Les deux Airbus A319 actuels seront remplacés par des A330, dont l’un devrait être aussi bien équipé que le fameux Air Force One du Président des Etats-Unis. Six jets flambant neufs (4 Falcon 2000 et 2 Falcon 7 X, le nec plus ultra de l’aviation privé) se substitueront par ailleurs à la flotte actuelle de Falcon 50 et 900 entré en service dans les années 1980. Pour limiter un tant soit peu les dépenses les anciens modèles seront revendus d’occasion mais l’opération devrait tout de même avoisiner les 300 millions d’euros.
A ses dépenses pas forcément toujours “nécessaires”, se rajoute les 145 millions d’euros de subventions distribués sans contrôle au Parlement…Lequel aurait sans doute pu recevoir plus vite les comptes de l’Elysée…Si lui même n’était pas aussi méfiant à révéler l’emploi de cet argent…Laissant au passage les citoyens, les journalistes, et les partis style FN s’imaginer ou faire croire à la constitution de caisses noires dans les Hémicycles.
Tous les ans, l’Assemblée et le Sénat s’allouent une « réserve parlementaire » : 90 millions d’euros aux députés et 55 aux sénateurs, qui donnent à chaque élu une sorte de « droit de tirage » sur le budget de l’Etat pour financer des infrastructures ou des associations dans sa circonscription. Des députés décrochent plus de 100 000 euros, d’autres 30 000, et les novices ignorent parfois l’existence du système. Il n’existe aucune liste publique des projets financés. La encore, le Parlement qui exige la transparence de tous…Peut difficilement être crédible en ne pratiquant pas cette charité en commençant par lui même.
Sans doute une nouvelle manifestation de la rupture ! Délaissant la Citroën C6 blindée achetée par Jacques Chirac il y a trois ans, Nicolas Sarkozy se fait livrer une nouvelle Renault Vel Satis. Plus longue de 25 cm que le modèle de série, le véhicule sera aménagé en bureau roulant avec sièges en cuir, ordinateurs et équipement de communication dernier cri. Le coût? S’est on même posé la question à l’Elysée?

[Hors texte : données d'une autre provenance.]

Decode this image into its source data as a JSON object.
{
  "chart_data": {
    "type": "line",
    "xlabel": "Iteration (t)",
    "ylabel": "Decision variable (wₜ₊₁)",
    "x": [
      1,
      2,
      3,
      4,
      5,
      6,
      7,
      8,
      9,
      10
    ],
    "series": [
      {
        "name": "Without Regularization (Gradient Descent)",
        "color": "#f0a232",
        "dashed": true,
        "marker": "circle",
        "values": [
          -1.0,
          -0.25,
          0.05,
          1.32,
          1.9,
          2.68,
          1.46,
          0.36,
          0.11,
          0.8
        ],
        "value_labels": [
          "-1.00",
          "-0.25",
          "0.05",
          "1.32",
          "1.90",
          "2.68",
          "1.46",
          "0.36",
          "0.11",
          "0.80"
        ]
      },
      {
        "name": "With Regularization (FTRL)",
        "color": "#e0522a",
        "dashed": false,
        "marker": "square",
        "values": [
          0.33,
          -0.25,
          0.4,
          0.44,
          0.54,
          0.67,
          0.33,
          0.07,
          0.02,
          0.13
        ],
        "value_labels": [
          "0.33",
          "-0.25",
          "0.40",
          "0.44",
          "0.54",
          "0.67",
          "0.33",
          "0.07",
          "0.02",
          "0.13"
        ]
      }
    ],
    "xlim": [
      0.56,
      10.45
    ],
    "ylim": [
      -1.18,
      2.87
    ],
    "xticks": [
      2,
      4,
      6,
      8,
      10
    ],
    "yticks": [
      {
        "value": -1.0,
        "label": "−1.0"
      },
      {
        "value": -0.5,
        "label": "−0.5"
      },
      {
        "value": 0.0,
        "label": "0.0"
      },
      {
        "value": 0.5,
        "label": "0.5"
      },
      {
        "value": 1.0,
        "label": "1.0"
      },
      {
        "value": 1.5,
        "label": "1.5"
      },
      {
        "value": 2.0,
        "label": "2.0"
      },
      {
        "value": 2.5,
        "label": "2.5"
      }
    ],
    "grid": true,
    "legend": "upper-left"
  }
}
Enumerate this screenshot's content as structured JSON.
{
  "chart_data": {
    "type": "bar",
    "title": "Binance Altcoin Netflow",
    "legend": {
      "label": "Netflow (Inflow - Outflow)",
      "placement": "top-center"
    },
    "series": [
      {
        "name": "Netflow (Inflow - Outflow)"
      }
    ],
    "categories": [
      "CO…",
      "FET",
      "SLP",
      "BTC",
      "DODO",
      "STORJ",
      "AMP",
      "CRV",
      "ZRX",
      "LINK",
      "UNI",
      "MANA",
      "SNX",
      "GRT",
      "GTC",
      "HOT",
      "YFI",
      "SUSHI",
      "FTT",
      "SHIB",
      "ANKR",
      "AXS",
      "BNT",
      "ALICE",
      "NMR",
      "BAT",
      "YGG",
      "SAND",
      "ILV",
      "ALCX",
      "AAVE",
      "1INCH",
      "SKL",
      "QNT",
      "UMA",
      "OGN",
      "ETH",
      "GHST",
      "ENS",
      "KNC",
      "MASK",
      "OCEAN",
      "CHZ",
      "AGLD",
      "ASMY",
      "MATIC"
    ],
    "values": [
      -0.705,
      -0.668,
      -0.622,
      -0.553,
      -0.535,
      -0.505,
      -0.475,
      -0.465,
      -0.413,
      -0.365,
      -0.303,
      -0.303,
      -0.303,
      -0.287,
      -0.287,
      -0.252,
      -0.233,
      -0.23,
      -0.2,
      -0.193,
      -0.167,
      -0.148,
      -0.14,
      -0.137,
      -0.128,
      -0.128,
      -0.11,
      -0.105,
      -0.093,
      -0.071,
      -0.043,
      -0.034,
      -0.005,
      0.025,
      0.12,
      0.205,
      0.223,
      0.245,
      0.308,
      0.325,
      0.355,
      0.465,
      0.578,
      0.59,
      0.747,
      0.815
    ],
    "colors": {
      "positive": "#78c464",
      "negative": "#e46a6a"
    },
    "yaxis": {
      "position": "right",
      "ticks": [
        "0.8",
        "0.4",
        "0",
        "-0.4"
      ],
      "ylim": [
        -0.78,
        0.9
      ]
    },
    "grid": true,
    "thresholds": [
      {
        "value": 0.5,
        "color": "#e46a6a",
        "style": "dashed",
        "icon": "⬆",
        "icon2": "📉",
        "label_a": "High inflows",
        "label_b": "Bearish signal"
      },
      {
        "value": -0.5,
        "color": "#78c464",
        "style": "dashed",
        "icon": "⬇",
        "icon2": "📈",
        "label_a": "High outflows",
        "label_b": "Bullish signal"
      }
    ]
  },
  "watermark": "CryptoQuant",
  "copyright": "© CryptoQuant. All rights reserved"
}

Des sénateurs ont deux voitures avec chauffeur, une à Paris une en région. 23 des 331 élu du Luxembourg disposent chacun d’une «voiture de dignitaire». Un privilège réservé à la crème : le président, les 6 vice-présidents, les 3 questeurs, les 6 présidents de commissions et 7 responsables de groupes politiques. Ce sont 24 Peugeot 607, Citroën C6 et Renault Vel Satis (de 45 000 à 53 000 euros l’unité) que bichonnent, dans la cour les chauffeurs de la maison.
Organisés en tamdem (car ils sont aux 32 heures, pour 2 300 à 5 000 euros par mois), ces pilotes multiplient les trajets haletants : Sénat-aéroport, Sénat-restaurant.
Bien sûr, les élus pourraient aussi utiliser la vingtaine de voitures à disposition de tous, prendre un taxi (remboursé) voir s’aventurer dans le métro munis d’un pass gratuit. Ou encore…Emprunter la SNCF qui offre gratuitement le voyage à tous les élus.
Mais, en province ils ont souvent pris de mauvaises habitudes : 47 sénateurs sont aussi présidents de leur Conseil général, où ils ont droit à une limousine du même acabit … Quand aux autres, ils dépensent souvent leur indemnité mensuelle de « frais de mandat » ( 6 141, 33 euros ) chez un concessionnaire auto.
Que représenterait ces efforts? Rien, si l’on regarde à l’aune des économies réalisées. Mais symboliquement, l’impact serait démentiel !
Et finirait par payer. L’exemple nourrit l’ex.
Or, rien ne peut se faire sans confiance. Et sans…Solidarité vraiment…Nationale.